A PROCESSION was a companion exhibition to the Ashmolean Museum’s exhibition, A RESTORATION, by the celebrated contemporary artist Elizabeth Price. Both pieces were outcomes of the 2013 Contemporary Art Society Annual Award to the Ashmolean Museum of Art and Archaeology, the Pitt Rivers Museum, the Ruskin School of Art and Elizabeth Price, who teaches art at the University of Oxford. The work comprising A PROCESSION drew upon, and imaginatively transformed, the Pitt Rivers Museum’s collection of ethnographic photographs.
The archival series that lies at the heart of the work was assembled from a wide variety of sources by the Museum’s first curator, Henry Balfour (1863–1939). ‘Photos I find are so important an adjunct to a Museum,’ he wrote in 1896, ‘that I try to beg all I can for a series I am making for the Museum.’ By 1920 he had accumulated over 4,000 prints and negatives; by 1930, he decided to create a systematic research resource out of the material. ‘When completed,’ he noted, ‘this collection will be very valuable for reference.’
Following his own interest in comparative technology, Balfour created a cross-cultural thematic series for the photographs.
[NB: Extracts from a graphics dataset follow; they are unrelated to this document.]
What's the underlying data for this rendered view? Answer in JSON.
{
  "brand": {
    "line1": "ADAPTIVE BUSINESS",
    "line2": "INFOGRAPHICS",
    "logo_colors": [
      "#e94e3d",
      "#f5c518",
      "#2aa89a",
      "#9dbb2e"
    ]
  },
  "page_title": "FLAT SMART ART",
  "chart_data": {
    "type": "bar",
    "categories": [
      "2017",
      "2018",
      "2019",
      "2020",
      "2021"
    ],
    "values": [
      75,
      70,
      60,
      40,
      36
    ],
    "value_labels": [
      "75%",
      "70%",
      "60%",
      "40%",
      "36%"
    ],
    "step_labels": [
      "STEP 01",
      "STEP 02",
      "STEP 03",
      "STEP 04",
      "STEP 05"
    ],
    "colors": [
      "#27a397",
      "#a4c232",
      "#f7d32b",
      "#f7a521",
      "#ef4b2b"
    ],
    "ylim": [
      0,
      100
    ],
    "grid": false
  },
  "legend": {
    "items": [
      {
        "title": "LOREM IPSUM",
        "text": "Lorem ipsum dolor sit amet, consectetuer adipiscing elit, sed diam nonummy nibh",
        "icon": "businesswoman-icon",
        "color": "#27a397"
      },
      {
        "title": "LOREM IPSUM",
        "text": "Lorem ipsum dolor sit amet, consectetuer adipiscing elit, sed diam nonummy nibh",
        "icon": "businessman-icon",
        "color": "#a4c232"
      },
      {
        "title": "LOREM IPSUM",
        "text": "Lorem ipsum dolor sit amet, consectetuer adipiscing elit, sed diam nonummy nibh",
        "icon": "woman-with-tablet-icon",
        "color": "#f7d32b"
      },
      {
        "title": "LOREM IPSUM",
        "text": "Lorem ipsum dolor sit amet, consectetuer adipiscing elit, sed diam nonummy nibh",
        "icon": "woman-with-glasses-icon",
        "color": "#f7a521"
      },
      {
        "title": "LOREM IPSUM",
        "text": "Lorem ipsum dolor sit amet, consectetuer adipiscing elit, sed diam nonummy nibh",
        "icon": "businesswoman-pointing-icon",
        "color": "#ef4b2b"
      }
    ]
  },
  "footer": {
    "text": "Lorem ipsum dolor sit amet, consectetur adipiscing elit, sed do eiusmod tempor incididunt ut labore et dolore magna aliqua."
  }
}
Pasted onto uniform cards and kept in a series of Solander boxes, it included such topics as ‘food quest’, ‘deformation and disease’, ‘tattooing and cicatrisation’, ‘land travel and transport’, ‘dance and drama’, and ‘magic and religion’. Within the thematic groupings, photographs taken by a wide variety of photographers between the 1860s and early 1930s were brought together. A further series – a mixed geographical one – was created by Balfour and his assistant E.S. Thomas to run alongside the thematic one. This arrangement meant that researchers would be able to search the photographic archive both thematically and geographically, in keeping with the Museum’s arrangement of artefacts.
A PROCESSION took the form of a series of photographs, etchings and screen prints made in response to Balfour’s archival photograph series. The prints were composed as a frieze and used to imagine the archive as a kind of figurative space through which a formal procession or sombre dance could be made. The archival photographs on which the work drew were reprinted and manually manipulated as physical objects: folded and creased to in order create shallow reliefs and freestanding constructions. Re-photographed and printed as etchings, these acted as a notional ‘set’ for the procession and also to derive a score for its choreography.
About the artist
Born in Bradford in 1966, Elizabeth Price studied at the Ruskin School of Art, and the Royal College of Art, London, and gained a PhD in Fine Art from the University of Leeds. She was the first artist-in-residence at the Rutherford Appleton Space Laboratory in Oxfordshire, and has exhibited at Tate Britain; BFI Southbank; the Whitechapel Art Gallery; Chisenhale; the Museum of Contemporary Art, Washington DC; BALTIC (Gateshead) and Frieze Art Fair. She was awarded the Turner Prize in 2012, and a year later received the 2013 Contemporary Art Society Annual Award, making her the recipient of two of the British art world’s most significant awards within 12 months. She has also been awarded the Paul Hamlyn Award for Artists.